OXFORD — Voters will have the opportunity once again to discuss the availability of medical marijuana permits at a public hearing set for tonight, August 16, beginning at 6:30 p.m. in the Town Office.
The ongoing discussion over town-issued medical marijuana registered dispensary or cultivation permits continues after Annual Town Meeting voters failed on June 9 to pass an article that would have allowed an open-ended number of permits to be issued.
“We tried to do away with the number (of permits) and it didn’t pass,” said Code Enforcement Officer Joelle Corey-Whitman. Previously three permits were available.
Now the town will ask voters to restrict the number to four.
The permits pertain to commercial growers of medical marijuana such as those housed in facilities along Route 26.
“Those are the ones this board cares about,” said Corey-Whitman.
Under state law, medical marijuana providers can operate with a maximum of five patients at a time. So a person growing plants for those patients as a state licensed provider is not subject to the local permit.
“There’s no need to come to us,” she said of those providers.
The article also had no effect on commercial recreational marijuana cultivation, which voters banned entirely during Annual Town Meeting.

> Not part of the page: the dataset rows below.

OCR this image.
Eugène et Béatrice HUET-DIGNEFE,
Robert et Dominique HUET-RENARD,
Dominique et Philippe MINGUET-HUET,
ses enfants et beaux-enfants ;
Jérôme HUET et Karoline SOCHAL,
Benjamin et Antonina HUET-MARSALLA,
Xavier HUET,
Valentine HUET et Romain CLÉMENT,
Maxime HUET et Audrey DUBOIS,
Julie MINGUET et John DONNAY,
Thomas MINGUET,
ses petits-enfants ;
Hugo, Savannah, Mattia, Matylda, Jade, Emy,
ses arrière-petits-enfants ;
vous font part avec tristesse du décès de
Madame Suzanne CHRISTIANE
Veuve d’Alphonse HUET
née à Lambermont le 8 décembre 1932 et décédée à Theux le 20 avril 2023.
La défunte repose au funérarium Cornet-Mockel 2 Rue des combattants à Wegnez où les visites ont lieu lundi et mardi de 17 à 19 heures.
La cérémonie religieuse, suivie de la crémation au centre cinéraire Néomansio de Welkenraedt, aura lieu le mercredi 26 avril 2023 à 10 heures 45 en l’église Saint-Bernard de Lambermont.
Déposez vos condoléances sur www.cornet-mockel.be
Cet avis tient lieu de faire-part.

But large medical marijuana growers do need a permit from the town and under the Medical Marijuana Ordinance that originally had a three-permit limit. All three are currently in use, along with a fourth permit that was granted under non-conforming usage, following a year-long battle over the issuance of that final permit. Corey-Whitman said there are no permit applications pending.

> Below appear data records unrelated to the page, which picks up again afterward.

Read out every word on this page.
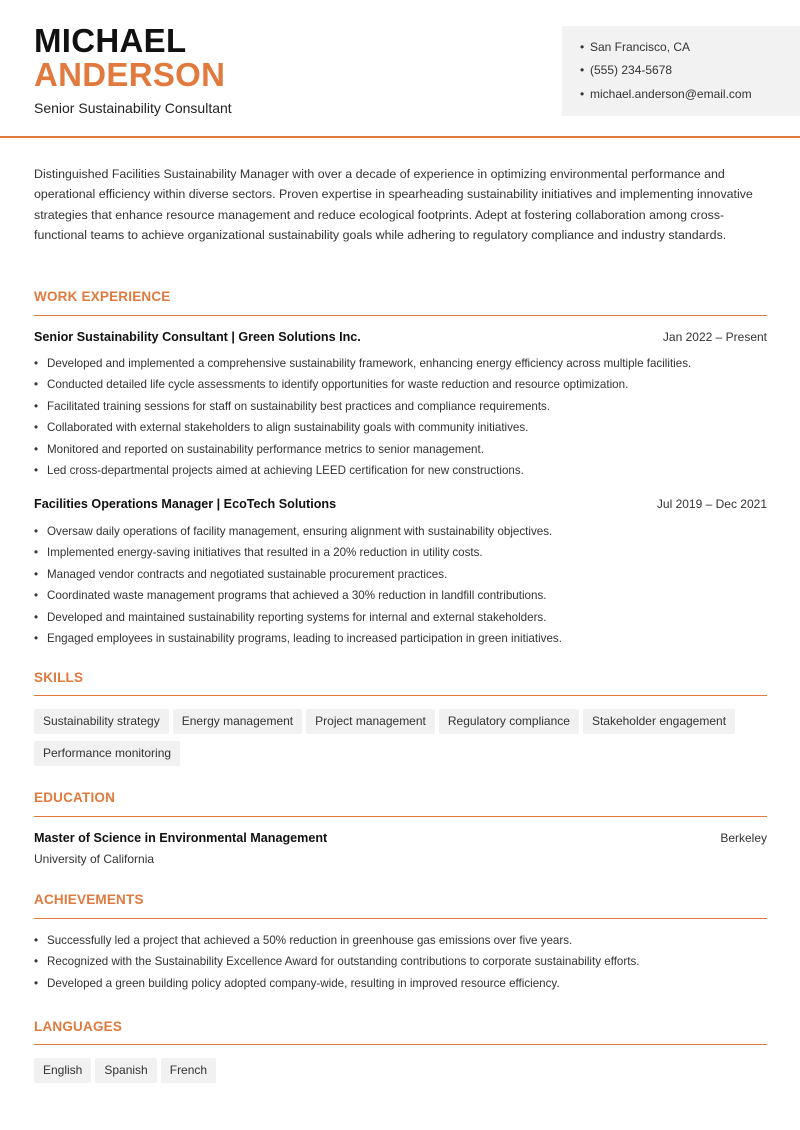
MICHAEL
ANDERSON
Senior Sustainability Consultant
• San Francisco, CA
• (555) 234-5678
• michael.anderson@email.com

Distinguished Facilities Sustainability Manager with over a decade of experience in optimizing environmental performance and operational efficiency within diverse sectors. Proven expertise in spearheading sustainability initiatives and implementing innovative strategies that enhance resource management and reduce ecological footprints. Adept at fostering collaboration among cross-functional teams to achieve organizational sustainability goals while adhering to regulatory compliance and industry standards.

WORK EXPERIENCE
Senior Sustainability Consultant | Green Solutions Inc.	Jan 2022 – Present
• Developed and implemented a comprehensive sustainability framework, enhancing energy efficiency across multiple facilities.
• Conducted detailed life cycle assessments to identify opportunities for waste reduction and resource optimization.
• Facilitated training sessions for staff on sustainability best practices and compliance requirements.
• Collaborated with external stakeholders to align sustainability goals with community initiatives.
• Monitored and reported on sustainability performance metrics to senior management.
• Led cross-departmental projects aimed at achieving LEED certification for new constructions.
Facilities Operations Manager | EcoTech Solutions	Jul 2019 – Dec 2021
• Oversaw daily operations of facility management, ensuring alignment with sustainability objectives.
• Implemented energy-saving initiatives that resulted in a 20% reduction in utility costs.
• Managed vendor contracts and negotiated sustainable procurement practices.
• Coordinated waste management programs that achieved a 30% reduction in landfill contributions.
• Developed and maintained sustainability reporting systems for internal and external stakeholders.
• Engaged employees in sustainability programs, leading to increased participation in green initiatives.
SKILLS
Sustainability strategy Energy management Project management Regulatory compliance Stakeholder engagementPerformance monitoring
EDUCATION
Master of Science in Environmental Management	Berkeley
University of California
ACHIEVEMENTS
• Successfully led a project that achieved a 50% reduction in greenhouse gas emissions over five years.
• Recognized with the Sustainability Excellence Award for outstanding contributions to corporate sustainability efforts.
• Developed a green building policy adopted company-wide, resulting in improved resource efficiency.
LANGUAGES
English Spanish French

The permit exception was issued to 517 Main Street as part of a consent agreement between ActNow GC and the town negotiated to resolve a potentially $1 million lawsuit against the town.The Final Consent Judgment, approved in Androscoggin Superior Court earlier this year, allowed the use on the Stevenson property to be permitted as a nonconforming use.
Corey-Whitman told the Planning Board at its meeting August 6, that a misinterpretation of the Annual Town Meeting article may have caused voters to turn down the article.
The Medical Marijuana section also asks that facilities be inspected once a year by the police and code enforcement officer and that owners be required to obtain annual business licenses from selectmen and includes a definition of an objectionable odor determination and what is required if such occurs.
The marijuana changes are part of the overall town zoning, site plan and subdivision ordinance which voters will also be asked to update with some “housekeeping” changes such as adding the definition of “tiny homes,” to the Ordinance.
Tonight’s public hearing will also address the town’s Dog Ordinance and the Tobacco Use Ordinance.
The Special Town Meeting to act on these Ordinances and other issues will get underway in the Selectmen’s Meeting Room at the Town Office, 85 Pleasant Street, on Sept. 20th beginning at 6 p.m.
Voters will also be asked to see if the town will open Pismo Beach and its boat launch for public use, with non-residents paying a usage fee set by the Board of Selectmen and amend the Oxford Zoning Ordinance.